When your damper gets worn or fails to open you will either get airflow when you don’t want it or smoke that fills your home instead of flowing up the chimney.
There are two types of dampers: throat dampers and top dampers. Older homes will have throat dampers built into the masonry at the throat of your chimney.
Most manufacturers and almost all service companies do not offer parts or service for masonry based throat dampers. The reason is the simplicity of the top damper. It is far easier to remove the damaged damper plate at the throat and install a top damper than it is to try to revive the old damper.
Top dampers sit on top of your chimney with a cable running down your flue which is then held in place by a bracket. It allows you to adjust your airflow but only before you light your fire, as the bracket sits inside the firebox.
The seal quality of a top damper is superior to that of a throat damper and is as certain a seal of your chimney as a cork is to a bottle of wine.
While well designed, top dampers are exposed to the weather and may need replacement at some point in time. Be sure to check for wear and tear during your annual inspections.
Consider your liner as your safety system for your chimney. Any problems with your liner can have devastating effects on your home.
If your liner is cracked, or just worn down to nothing, it can’t protect your flue from the extreme heat running through your chimney.
This can cause your flue to break down which will allow that heat to reach the combustible structures in your home and cause a fire.
Your liner can also collect creosote, a byproduct of burning wood, which can cause a chimney fire if allowed to build up over time.
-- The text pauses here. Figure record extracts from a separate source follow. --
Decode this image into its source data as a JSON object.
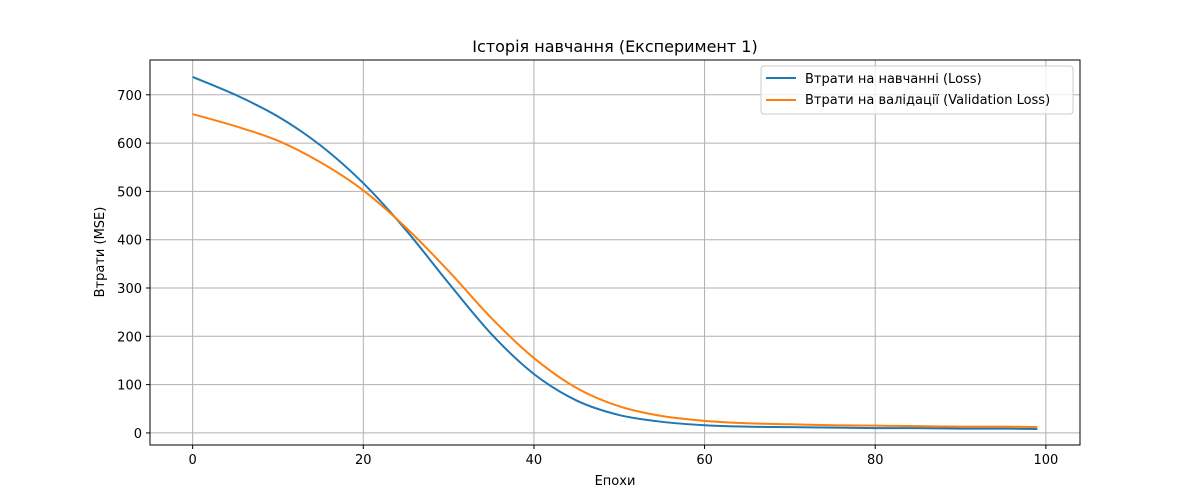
{
  "chart_data": {
    "type": "line",
    "title": "Історія навчання (Експеримент 1)",
    "xlabel": "Епохи",
    "ylabel": "Втрати (MSE)",
    "xlim": [
      -5,
      104
    ],
    "ylim": [
      -25,
      772
    ],
    "xticks": [
      0,
      20,
      40,
      60,
      80,
      100
    ],
    "yticks": [
      0,
      100,
      200,
      300,
      400,
      500,
      600,
      700
    ],
    "grid": true,
    "legend_position": "top-right",
    "x": [
      0,
      5,
      10,
      15,
      20,
      25,
      30,
      35,
      40,
      45,
      50,
      55,
      60,
      65,
      70,
      75,
      80,
      85,
      90,
      95,
      99
    ],
    "series": [
      {
        "name": "Втрати на навчанні (Loss)",
        "color": "#1f77b4",
        "values": [
          737,
          700,
          655,
          595,
          517,
          420,
          310,
          205,
          122,
          67,
          37,
          23,
          16,
          13,
          12,
          11,
          10,
          10,
          9,
          9,
          8
        ]
      },
      {
        "name": "Втрати на валідації (Validation Loss)",
        "color": "#ff7f0e",
        "values": [
          660,
          635,
          605,
          560,
          502,
          425,
          335,
          238,
          155,
          93,
          55,
          35,
          25,
          20,
          18,
          16,
          15,
          14,
          13,
          13,
          12
        ]
      }
    ]
  }
}
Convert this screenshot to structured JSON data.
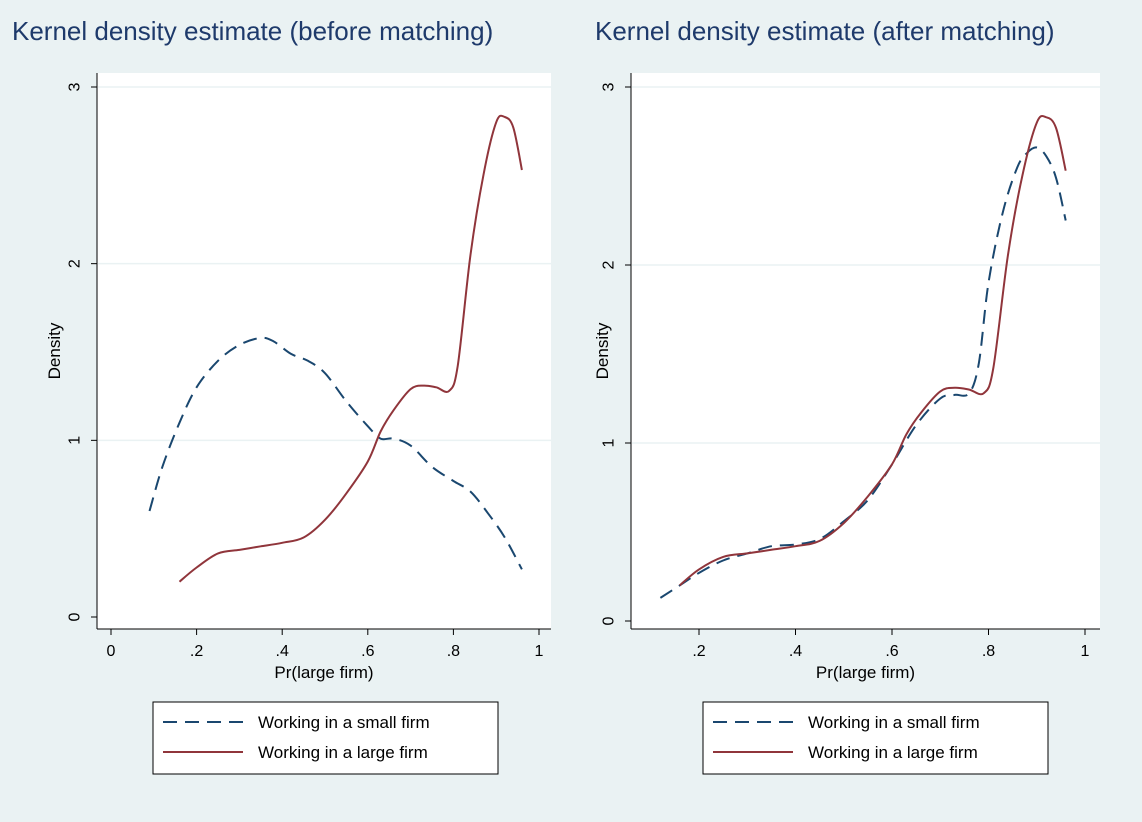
{
  "chart_data": [
    {
      "type": "line",
      "title": "Kernel density estimate (before matching)",
      "xlabel": "Pr(large firm)",
      "ylabel": "Density",
      "xlim": [
        0,
        1
      ],
      "ylim": [
        0,
        3
      ],
      "x_ticks": [
        0,
        0.2,
        0.4,
        0.6,
        0.8,
        1
      ],
      "x_tick_labels": [
        "0",
        ".2",
        ".4",
        ".6",
        ".8",
        "1"
      ],
      "y_ticks": [
        0,
        1,
        2,
        3
      ],
      "y_tick_labels": [
        "0",
        "1",
        "2",
        "3"
      ],
      "grid": "horizontal",
      "legend_position": "bottom",
      "series": [
        {
          "name": "Working in a small firm",
          "style": "dashed",
          "color": "#1a476f",
          "points": [
            [
              0.09,
              0.6
            ],
            [
              0.12,
              0.85
            ],
            [
              0.16,
              1.1
            ],
            [
              0.2,
              1.3
            ],
            [
              0.25,
              1.45
            ],
            [
              0.3,
              1.54
            ],
            [
              0.35,
              1.58
            ],
            [
              0.38,
              1.56
            ],
            [
              0.42,
              1.49
            ],
            [
              0.46,
              1.45
            ],
            [
              0.5,
              1.38
            ],
            [
              0.55,
              1.22
            ],
            [
              0.6,
              1.08
            ],
            [
              0.63,
              1.01
            ],
            [
              0.66,
              1.01
            ],
            [
              0.7,
              0.97
            ],
            [
              0.75,
              0.85
            ],
            [
              0.8,
              0.77
            ],
            [
              0.84,
              0.71
            ],
            [
              0.88,
              0.59
            ],
            [
              0.92,
              0.45
            ],
            [
              0.96,
              0.27
            ]
          ]
        },
        {
          "name": "Working in a large firm",
          "style": "solid",
          "color": "#90353b",
          "points": [
            [
              0.16,
              0.2
            ],
            [
              0.2,
              0.28
            ],
            [
              0.25,
              0.36
            ],
            [
              0.3,
              0.38
            ],
            [
              0.35,
              0.4
            ],
            [
              0.4,
              0.42
            ],
            [
              0.45,
              0.45
            ],
            [
              0.5,
              0.55
            ],
            [
              0.55,
              0.7
            ],
            [
              0.6,
              0.88
            ],
            [
              0.63,
              1.05
            ],
            [
              0.66,
              1.17
            ],
            [
              0.7,
              1.29
            ],
            [
              0.73,
              1.31
            ],
            [
              0.76,
              1.3
            ],
            [
              0.79,
              1.28
            ],
            [
              0.81,
              1.42
            ],
            [
              0.84,
              2.05
            ],
            [
              0.87,
              2.5
            ],
            [
              0.9,
              2.8
            ],
            [
              0.92,
              2.83
            ],
            [
              0.94,
              2.77
            ],
            [
              0.96,
              2.53
            ]
          ]
        }
      ]
    },
    {
      "type": "line",
      "title": "Kernel density estimate (after matching)",
      "xlabel": "Pr(large firm)",
      "ylabel": "Density",
      "xlim": [
        0.1,
        1
      ],
      "ylim": [
        0,
        3
      ],
      "x_ticks": [
        0.2,
        0.4,
        0.6,
        0.8,
        1
      ],
      "x_tick_labels": [
        ".2",
        ".4",
        ".6",
        ".8",
        "1"
      ],
      "y_ticks": [
        0,
        1,
        2,
        3
      ],
      "y_tick_labels": [
        "0",
        "1",
        "2",
        "3"
      ],
      "grid": "horizontal",
      "legend_position": "bottom",
      "series": [
        {
          "name": "Working in a small firm",
          "style": "dashed",
          "color": "#1a476f",
          "points": [
            [
              0.12,
              0.13
            ],
            [
              0.16,
              0.2
            ],
            [
              0.2,
              0.27
            ],
            [
              0.25,
              0.34
            ],
            [
              0.3,
              0.38
            ],
            [
              0.35,
              0.42
            ],
            [
              0.4,
              0.43
            ],
            [
              0.45,
              0.46
            ],
            [
              0.5,
              0.56
            ],
            [
              0.55,
              0.68
            ],
            [
              0.6,
              0.88
            ],
            [
              0.65,
              1.1
            ],
            [
              0.7,
              1.25
            ],
            [
              0.73,
              1.27
            ],
            [
              0.76,
              1.28
            ],
            [
              0.78,
              1.45
            ],
            [
              0.8,
              1.9
            ],
            [
              0.83,
              2.3
            ],
            [
              0.86,
              2.55
            ],
            [
              0.88,
              2.63
            ],
            [
              0.9,
              2.66
            ],
            [
              0.92,
              2.61
            ],
            [
              0.94,
              2.49
            ],
            [
              0.96,
              2.25
            ]
          ]
        },
        {
          "name": "Working in a large firm",
          "style": "solid",
          "color": "#90353b",
          "points": [
            [
              0.16,
              0.2
            ],
            [
              0.2,
              0.29
            ],
            [
              0.25,
              0.36
            ],
            [
              0.3,
              0.38
            ],
            [
              0.35,
              0.4
            ],
            [
              0.4,
              0.42
            ],
            [
              0.45,
              0.45
            ],
            [
              0.5,
              0.55
            ],
            [
              0.55,
              0.7
            ],
            [
              0.6,
              0.88
            ],
            [
              0.63,
              1.05
            ],
            [
              0.66,
              1.17
            ],
            [
              0.7,
              1.29
            ],
            [
              0.73,
              1.31
            ],
            [
              0.76,
              1.3
            ],
            [
              0.79,
              1.28
            ],
            [
              0.81,
              1.42
            ],
            [
              0.84,
              2.05
            ],
            [
              0.87,
              2.5
            ],
            [
              0.9,
              2.8
            ],
            [
              0.92,
              2.83
            ],
            [
              0.94,
              2.77
            ],
            [
              0.96,
              2.53
            ]
          ]
        }
      ]
    }
  ],
  "colors": {
    "background": "#eaf2f3",
    "plot_area": "#ffffff",
    "grid": "#eaf2f3",
    "title": "#1e3a6b",
    "axis": "#000000"
  }
}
Liner maintenance is your best way to keep your chimney safe to use.
Chimney flashing is essential for keeping the water that runs off your chimney from getting under the shingles on your roof. You should take care of any problems with your flashing immediately after they are discovered.
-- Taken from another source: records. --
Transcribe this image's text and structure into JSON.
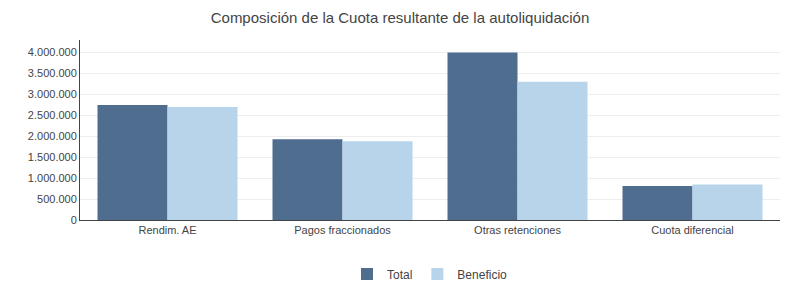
{
  "chart_data": {
    "type": "bar",
    "title": "Composición de la Cuota resultante de la autoliquidación",
    "categories": [
      "Rendim. AE",
      "Pagos fraccionados",
      "Otras retenciones",
      "Cuota diferencial"
    ],
    "series": [
      {
        "name": "Total",
        "color": "#4f6d8f",
        "values": [
          2750000,
          1930000,
          4000000,
          810000
        ]
      },
      {
        "name": "Beneficio",
        "color": "#b8d4ea",
        "values": [
          2700000,
          1880000,
          3300000,
          850000
        ]
      }
    ],
    "ylim": [
      0,
      4300000
    ],
    "yticks": [
      0,
      {
        "value": 500000,
        "label": "500.000"
      },
      {
        "value": 1000000,
        "label": "1.000.000"
      },
      {
        "value": 1500000,
        "label": "1.500.000"
      },
      {
        "value": 2000000,
        "label": "2.000.000"
      },
      {
        "value": 2500000,
        "label": "2.500.000"
      },
      {
        "value": 3000000,
        "label": "3.000.000"
      },
      {
        "value": 3500000,
        "label": "3.500.000"
      },
      {
        "value": 4000000,
        "label": "4.000.000"
      }
    ],
    "grid": true,
    "legend": "bottom"
  }
}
When installing or repairing flashing, be certain to groove your brick or mortar and shape the flashing to fit into that groove. Then seal it to prevent any water from getting behind the flashing, as you see in the image to the right.
Your flashing should also sit beneath your roof shingles with appropriate sealant applied.
We wouldn’t recommend purchasing many of the tools of the chimney trade for your personal use. The cost is too high to justify for such occasional use.
However, there are items you may want to rent when you have a repair to perform, such as:
- Mechanical creosote removal tools
- Lifts (preferable over ladders)
- Rooftop safety harnesses
- High power vacuum systems (250cf per minute minimum)
- Chimney brushes
- Rotary cleaning tools
There are some tools that aren’t too costly and will have uses outside of chimney repair. The following tools are necessary for such repairs:
- Masonry bits, chisels, hammers, and trowels
- Hand brushes (steel bristle)
- Pointing tools (for shaping mortar)
- A good selection of wrenches, pliers, and drivers
- Heavy duty drill (not hammer drills)
- Wrecking, pinch and pry bars
- Variety of sledge hammers
- Large tarps
- Drop Lights
Certain chemicals and sealants will also be required but should only be purchased when needed.
Chimney repair will often involve dangerous heights whether you are working on the side of your house or up on your roof. Be sure to take proper safety precautions at all times. DO NOT BE THE GUY IN THE IMAGE ABOVE! He’s an idiot, and we’re sure his family misses him.
If you can set up a rig similar to the one seen in this video (but add safety harnesses) it would be ideal. At a minimum you should be using:
- Safety harnesses
- Lifts instead of ladders
- Hard hats
- Safety glasses
- Gloves with hand protection
Now it’s time to get out there and take a good hard look at your chimney. If you see anything wrong, you know where to find the answers. Good luck!